“Okay, let’s go,” Smith said, and within a minute the room was empty.
I rode up the lift with Smith, a native of Basalt, who was monitoring the radio strapped around his chest the whole way. When I asked him about the history of the Highland Bowl, he surprised me by getting emotional. He tried to open it first in 1984, but three of his patrolmen were killed while purposely triggering an avalanche. It took him four years to get back the strength to attempt the challenge again. On the day the Bowl opened, he laid three wreaths for his friends. “It’s kind of like a dream you don’t know will ever come true,” he said. There have been no deaths since.

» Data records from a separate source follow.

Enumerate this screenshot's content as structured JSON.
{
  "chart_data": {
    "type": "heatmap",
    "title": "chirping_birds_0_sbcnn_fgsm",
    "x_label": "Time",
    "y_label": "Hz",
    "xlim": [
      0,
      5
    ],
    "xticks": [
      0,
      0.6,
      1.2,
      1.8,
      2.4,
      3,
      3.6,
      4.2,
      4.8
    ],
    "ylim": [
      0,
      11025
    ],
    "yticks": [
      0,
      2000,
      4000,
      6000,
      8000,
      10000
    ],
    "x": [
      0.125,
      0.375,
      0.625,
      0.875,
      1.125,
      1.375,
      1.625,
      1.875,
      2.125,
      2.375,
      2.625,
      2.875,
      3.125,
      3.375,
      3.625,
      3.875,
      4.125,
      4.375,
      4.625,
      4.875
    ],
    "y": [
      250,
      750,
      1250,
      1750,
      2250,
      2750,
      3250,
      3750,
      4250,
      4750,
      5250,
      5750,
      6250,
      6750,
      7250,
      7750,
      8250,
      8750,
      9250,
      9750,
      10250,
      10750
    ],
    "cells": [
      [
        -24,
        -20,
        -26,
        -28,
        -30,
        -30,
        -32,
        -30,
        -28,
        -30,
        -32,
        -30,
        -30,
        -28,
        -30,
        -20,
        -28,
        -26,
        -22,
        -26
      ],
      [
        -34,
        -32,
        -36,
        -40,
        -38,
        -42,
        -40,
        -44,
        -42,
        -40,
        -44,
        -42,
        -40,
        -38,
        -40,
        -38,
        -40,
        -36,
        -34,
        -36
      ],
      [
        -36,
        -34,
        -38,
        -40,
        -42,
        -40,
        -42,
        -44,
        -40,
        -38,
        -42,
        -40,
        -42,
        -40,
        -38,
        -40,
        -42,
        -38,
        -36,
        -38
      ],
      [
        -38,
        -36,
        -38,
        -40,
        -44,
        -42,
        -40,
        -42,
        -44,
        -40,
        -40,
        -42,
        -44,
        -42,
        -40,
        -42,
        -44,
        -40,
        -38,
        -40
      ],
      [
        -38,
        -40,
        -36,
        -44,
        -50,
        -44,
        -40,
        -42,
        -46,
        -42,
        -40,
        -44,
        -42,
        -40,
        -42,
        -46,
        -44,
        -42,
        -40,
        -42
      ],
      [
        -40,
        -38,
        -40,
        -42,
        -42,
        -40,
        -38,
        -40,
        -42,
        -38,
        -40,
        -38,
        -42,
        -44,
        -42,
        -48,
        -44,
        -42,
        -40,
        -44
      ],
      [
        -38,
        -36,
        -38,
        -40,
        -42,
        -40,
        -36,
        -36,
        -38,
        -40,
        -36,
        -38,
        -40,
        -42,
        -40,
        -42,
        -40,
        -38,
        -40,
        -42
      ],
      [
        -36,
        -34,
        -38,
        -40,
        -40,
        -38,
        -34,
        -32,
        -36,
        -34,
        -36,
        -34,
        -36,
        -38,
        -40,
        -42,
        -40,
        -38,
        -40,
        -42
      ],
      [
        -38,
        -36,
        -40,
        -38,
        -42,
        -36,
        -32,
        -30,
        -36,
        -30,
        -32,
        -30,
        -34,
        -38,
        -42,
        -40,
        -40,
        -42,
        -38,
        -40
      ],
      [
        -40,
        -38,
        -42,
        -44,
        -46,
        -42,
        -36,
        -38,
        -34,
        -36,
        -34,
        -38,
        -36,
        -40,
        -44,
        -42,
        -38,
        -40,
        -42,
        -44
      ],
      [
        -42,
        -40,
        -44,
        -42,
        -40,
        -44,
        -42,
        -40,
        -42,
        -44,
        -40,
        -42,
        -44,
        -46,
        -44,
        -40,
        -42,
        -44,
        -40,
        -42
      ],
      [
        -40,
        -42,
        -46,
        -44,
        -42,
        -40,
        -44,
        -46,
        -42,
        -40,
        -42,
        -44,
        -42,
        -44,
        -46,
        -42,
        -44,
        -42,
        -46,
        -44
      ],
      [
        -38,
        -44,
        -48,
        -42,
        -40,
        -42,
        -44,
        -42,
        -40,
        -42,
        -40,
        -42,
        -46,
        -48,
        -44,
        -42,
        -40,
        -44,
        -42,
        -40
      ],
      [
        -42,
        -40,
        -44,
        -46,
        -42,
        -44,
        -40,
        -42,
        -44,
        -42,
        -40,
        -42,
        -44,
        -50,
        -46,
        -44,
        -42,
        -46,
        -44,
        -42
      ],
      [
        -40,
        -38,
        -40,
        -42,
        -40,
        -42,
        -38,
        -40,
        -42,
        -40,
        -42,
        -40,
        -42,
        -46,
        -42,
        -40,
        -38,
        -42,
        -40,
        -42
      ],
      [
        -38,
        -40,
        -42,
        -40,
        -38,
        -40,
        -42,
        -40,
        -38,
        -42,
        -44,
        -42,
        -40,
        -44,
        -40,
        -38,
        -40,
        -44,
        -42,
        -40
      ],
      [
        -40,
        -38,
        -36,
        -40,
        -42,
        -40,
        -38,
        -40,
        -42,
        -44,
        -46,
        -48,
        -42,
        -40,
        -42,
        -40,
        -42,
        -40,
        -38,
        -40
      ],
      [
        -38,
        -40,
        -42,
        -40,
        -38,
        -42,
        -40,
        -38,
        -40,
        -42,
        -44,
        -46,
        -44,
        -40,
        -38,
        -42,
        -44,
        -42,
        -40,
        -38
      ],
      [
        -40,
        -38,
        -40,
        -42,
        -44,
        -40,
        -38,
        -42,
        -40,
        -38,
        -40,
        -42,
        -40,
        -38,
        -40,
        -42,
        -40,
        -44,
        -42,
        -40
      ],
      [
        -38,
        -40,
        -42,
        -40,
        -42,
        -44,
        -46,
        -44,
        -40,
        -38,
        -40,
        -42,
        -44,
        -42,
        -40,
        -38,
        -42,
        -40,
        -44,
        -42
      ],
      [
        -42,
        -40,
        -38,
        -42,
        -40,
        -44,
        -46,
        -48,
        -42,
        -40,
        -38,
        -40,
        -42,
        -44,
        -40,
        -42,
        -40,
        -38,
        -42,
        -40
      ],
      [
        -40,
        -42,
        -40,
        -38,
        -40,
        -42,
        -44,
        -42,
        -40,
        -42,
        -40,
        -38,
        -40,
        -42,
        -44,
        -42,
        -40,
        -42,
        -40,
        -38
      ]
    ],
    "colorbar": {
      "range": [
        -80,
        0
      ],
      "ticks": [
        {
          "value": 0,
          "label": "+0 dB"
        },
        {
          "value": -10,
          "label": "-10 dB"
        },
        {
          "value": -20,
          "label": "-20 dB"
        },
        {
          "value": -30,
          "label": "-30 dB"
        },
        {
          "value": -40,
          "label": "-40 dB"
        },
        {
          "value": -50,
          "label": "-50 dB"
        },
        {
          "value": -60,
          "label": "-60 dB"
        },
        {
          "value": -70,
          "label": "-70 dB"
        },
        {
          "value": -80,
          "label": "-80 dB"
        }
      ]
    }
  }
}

When we got to the top, we skate-skied over to the patrol station, a solar-powered cabin hovering on wood stilts. Soon a drill was being organized to train two black Labrador “dog techs” to rescue avalanche victims. With a devious smile, Smith suggested I volunteer to get in “the hole,” to which I first agreed, then changed my mind after seeing the tiny chamber six feet under I was going to be buried in. While Smith laughed, I took up a shovel and helped bury two rookie patrolmen. The dogs had never been tested before on the mountain but within a minute of being set loose, they had located by scent both sites, and stood barking above them.
Finally, it was time to do the Bowl. I put on my helmet and goggles, and strapped my skis onto my back. “Good luck,” Smith said, as I headed to the Sno-Cat that would take me up the first third of a mile of the two-mile hike.
The sky was just beginning to cloud over as I got off the cat and began my ascent. Within 20 minutes, there was no trace of life around me. My world had been reduced to wind. I remembered how Smith had told me he’d used more than 10 times the amount of dynamite to control the snow this year than he ever had. I’d also been told how Aspen resident Neal Biedelman, a world-renowned mountaineer who survived Everest with Jon Krakauer, had nearly been buried alive earlier in the season while skiing out of bounds. (For the record, Aspen would finish the season with 510 inches of snow; the average per year is 300. For the first time in history, it opened for an encore day of skiing in June.) That’s it, I thought as I stepped blindly into thin air, this is my Everest.
Then I heard a noise. Someone was coming up behind me. I looked over my shoulder to see Semple. “Right on,” he said, giving me a thumbs-up and hoofing by. Even as he disappeared into the cloud ahead, I knew then that I’d be okay. When I reached the summit, the sky began to clear and I stood gasping at the 360-degree view. At last one thing was wonderfully clear: as disparate as the interests and impressions that define Aspen are, the staggering physical beauty of the place was the reason they existed at all. Minutes later, I was knee-deep in champagne powder and falling once again for the town I knew and loved.